Browns general manager John Dorsey has proven to have an eye for competent football talent. That not only includes premium picks in various NFL drafts but middle-of-the-board gems that can contribute immediately.
He has proven to be strong-willed, enough to swing difference-making deals for difference-making players like Odell Beckham Jr., Jarvis Landry, and Damarious Randall. At least so far, he seems to have found “the guy” at quarterback, a franchise running back and built a roster that should tell a more admirable story than 2019 has indicated so far.
Unfortunately, Dorsey is not absolved from the current mess of a 2-6 record at the halfway point. Outside of the hire of Freddie Kitchens as head coach, a decision that looks to be a disaster at this point, there are structural and cultural flaws with this Browns team regardless. Sure, they are not as momentous as the poor game planning, discipline and preparation, but they contribute to 2-6 nonetheless.
First, Dorsey seems to have gone overboard with “stacking talent” while neglecting to maintain the identity of the team that went 5-3 in the back half of 2018. It’s obvious that this football team operates better with an underdog tone. Players like Jabrill Peppers, Kevin Zeitler and Breshad Perriman may not seem important to the naked eye, but they were undoubtedly a part of their success last season. The expectation was that losing them would be outweighed by the onslaught of production from Beckham, but that has yet to appear or even show signs of appearing. Beckham ranks 31st in receptions (39) and 18th in yards (575) and has one touchdown through eight games. The point here is that Dorsey has a tendency to get caught up in talent without considering how it will mesh. Beckham, being the celebrity he is, chose to skip voluntary OTA’s, which most fans shrugged off. However, he and Baker Mayfield are not on the same page heading into Week 10, while new QB-WR combos have figured it out within a two-week span (Garroppolo-Sanders).
This is not the only evidence of Dorsey’s loose free-wheeling, either. He brought in Kareem Hunt, heavy baggage included. He traded for the highly paid Olivier Vernon (out this week with a knee injury), then signing Sheldon Richardson to big money. All of them are players that would’ve fit better with a veteran head coach to corral them. These issues were prevalent in Kansas City as well and partly led to his firing back in 2017. The aftermath was vague, but reports from around the organization suggested that management decisions were “becoming less collaborative, and more centered on Dorsey’s instincts,” according to Peter King of Sports Illustrated at the time.

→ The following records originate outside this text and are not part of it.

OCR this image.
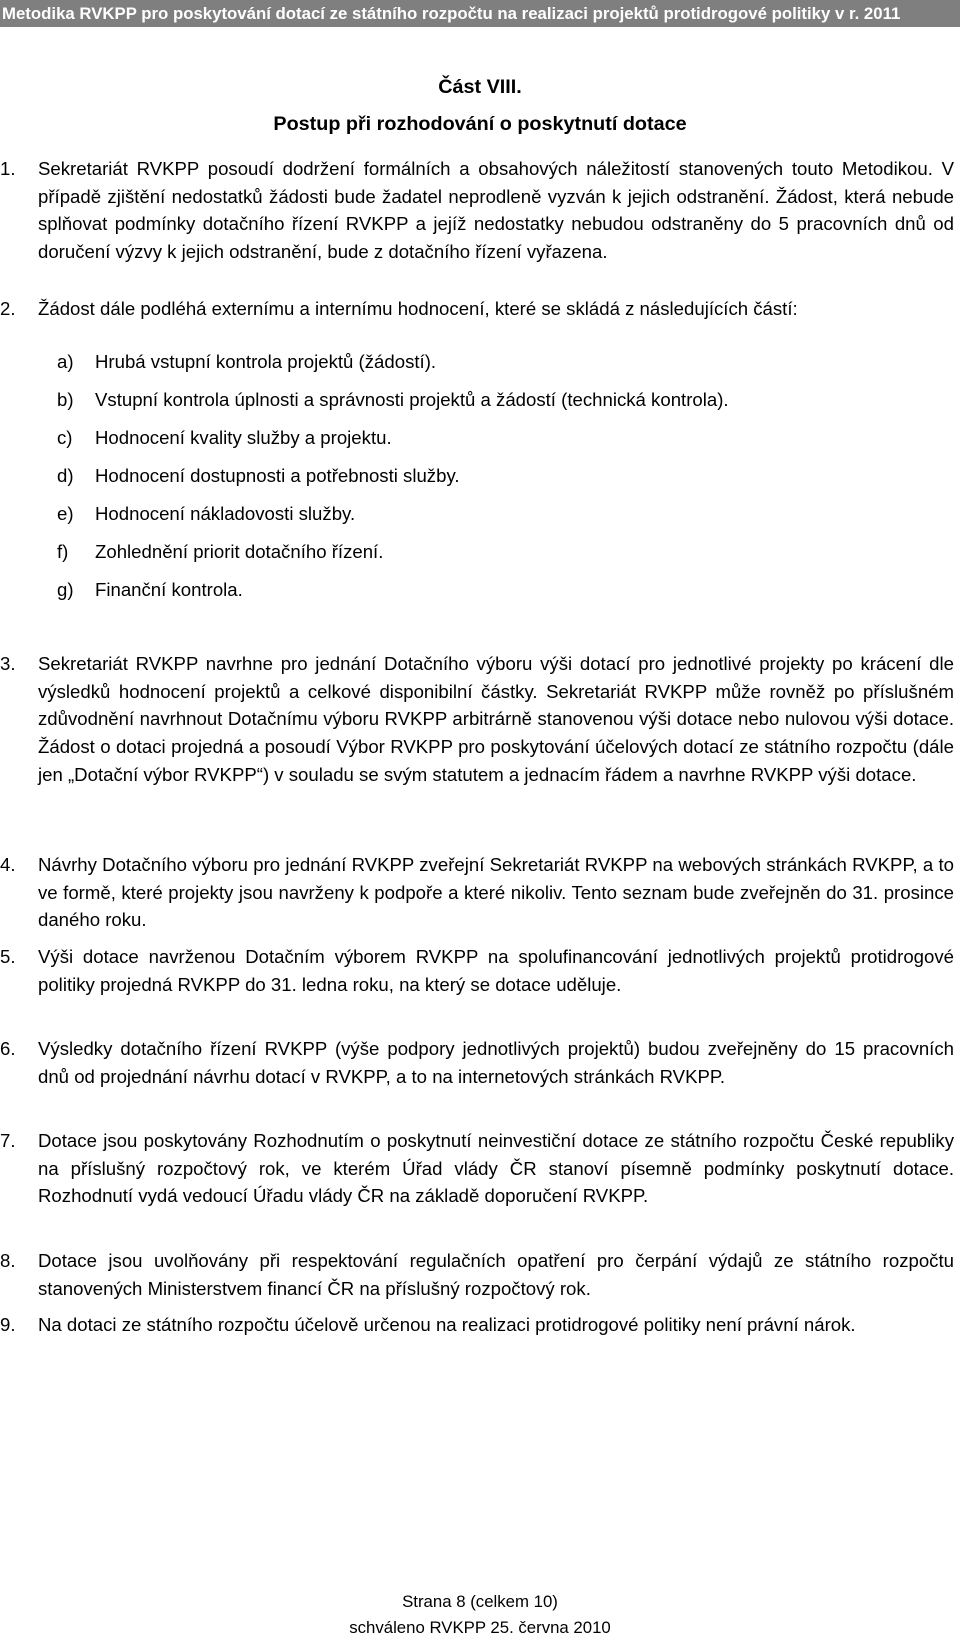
Metodika RVKPP pro poskytování dotací ze státního rozpočtu na realizaci projektů protidrogové politiky v r. 2011
Část VIII.
Postup při rozhodování o poskytnutí dotace
1.	Sekretariát RVKPP posoudí dodržení formálních a obsahových náležitostí stanovených touto Metodikou. V případě zjištění nedostatků žádosti bude žadatel neprodleně vyzván k jejich odstranění. Žádost, která nebude splňovat podmínky dotačního řízení RVKPP a jejíž nedostatky nebudou odstraněny do 5 pracovních dnů od doručení výzvy k jejich odstranění, bude z dotačního řízení vyřazena.
2.	Žádost dále podléhá externímu a internímu hodnocení, které se skládá z následujících částí:
a) Hrubá vstupní kontrola projektů (žádostí).
b) Vstupní kontrola úplnosti a správnosti projektů a žádostí (technická kontrola).
c) Hodnocení kvality služby a projektu.
d) Hodnocení dostupnosti a potřebnosti služby.
e) Hodnocení nákladovosti služby.
f) Zohlednění priorit dotačního řízení.
g) Finanční kontrola.
3.	Sekretariát RVKPP navrhne pro jednání Dotačního výboru výši dotací pro jednotlivé projekty po krácení dle výsledků hodnocení projektů a celkové disponibilní částky. Sekretariát RVKPP může rovněž po příslušném zdůvodnění navrhnout Dotačnímu výboru RVKPP arbitrárně stanovenou výši dotace nebo nulovou výši dotace. Žádost o dotaci projedná a posoudí Výbor RVKPP pro poskytování účelových dotací ze státního rozpočtu (dále jen „Dotační výbor RVKPP“) v souladu se svým statutem a jednacím řádem a navrhne RVKPP výši dotace.
4.	Návrhy Dotačního výboru pro jednání RVKPP zveřejní Sekretariát RVKPP na webových stránkách RVKPP, a to ve formě, které projekty jsou navrženy k podpoře a které nikoliv. Tento seznam bude zveřejněn do 31. prosince daného roku.
5.	Výši dotace navrženou Dotačním výborem RVKPP na spolufinancování jednotlivých projektů protidrogové politiky projedná RVKPP do 31. ledna roku, na který se dotace uděluje.
6.	Výsledky dotačního řízení RVKPP (výše podpory jednotlivých projektů) budou zveřejněny do 15 pracovních dnů od projednání návrhu dotací v RVKPP, a to na internetových stránkách RVKPP.
7.	Dotace jsou poskytovány Rozhodnutím o poskytnutí neinvestiční dotace ze státního rozpočtu České republiky na příslušný rozpočtový rok, ve kterém Úřad vlády ČR stanoví písemně podmínky poskytnutí dotace. Rozhodnutí vydá vedoucí Úřadu vlády ČR na základě doporučení RVKPP.
8.	Dotace jsou uvolňovány při respektování regulačních opatření pro čerpání výdajů ze státního rozpočtu stanovených Ministerstvem financí ČR na příslušný rozpočtový rok.
9.	Na dotaci ze státního rozpočtu účelově určenou na realizaci protidrogové politiky není právní nárok.
Strana 8 (celkem 10)
schváleno RVKPP 25. června 2010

The consensus was that his management skills weren’t up to par on handling the salary cap, interpersonal relationships and communication. Again, these issues are not priority number one for the Browns, but they must be called to attention.

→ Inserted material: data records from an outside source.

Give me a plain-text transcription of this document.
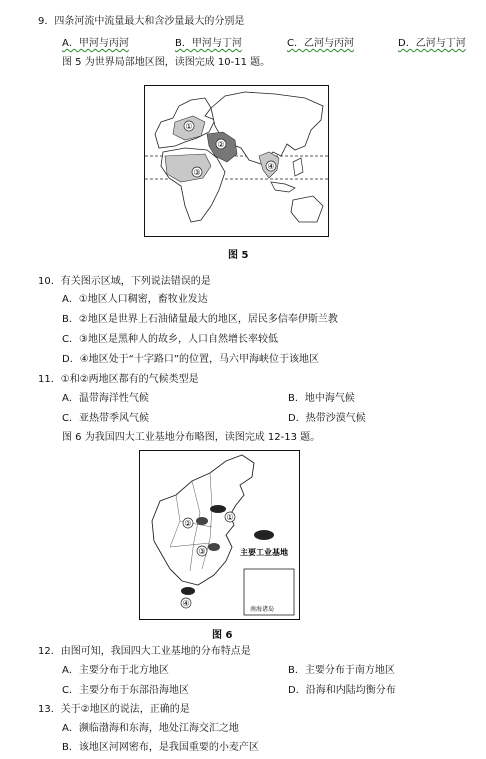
9．四条河流中流量最大和含沙量最大的分别是
A．甲河与丙河	B．甲河与丁河	C．乙河与丙河	D．乙河与丁河
图 5 为世界局部地区图，读图完成 10-11 题。
①
②
③
④
图 5
10．有关图示区域，下列说法错误的是
A．①地区人口稠密，畜牧业发达
B．②地区是世界上石油储量最大的地区，居民多信奉伊斯兰教
C．③地区是黑种人的故乡，人口自然增长率较低
D．④地区处于“十字路口”的位置，马六甲海峡位于该地区
11．①和②两地区都有的气候类型是
A．温带海洋性气候	B．地中海气候
C．亚热带季风气候	D．热带沙漠气候
图 6 为我国四大工业基地分布略图，读图完成 12-13 题。
①
②
③
④
主要工业基地
南海诸岛
图 6
12．由图可知，我国四大工业基地的分布特点是
A．主要分布于北方地区	B．主要分布于南方地区
C．主要分布于东部沿海地区	D．沿海和内陆均衡分布
13．关于②地区的说法，正确的是
A．濒临渤海和东海，地处江海交汇之地
B．该地区河网密布，是我国重要的小麦产区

Perhaps all of Dorsey’s player acquisition could’ve worked out if he had hired the right coach. But the Kitchens’ hire came first and a running backs coach turned head coach was likely not ready to take on the stardom of Odell Beckham Jr. in his first go-around. We knew what was coming with Beckham, but the cleat charades and flashing of watches look worse when you’ve lost four straight. The 180-degree change in dynamic of this Browns team compared to last year’s falls on Dorsey’s shoulders more than anyone. It’s a valuable lesson to consider in the offseason, especially if what we all think will happen does happen.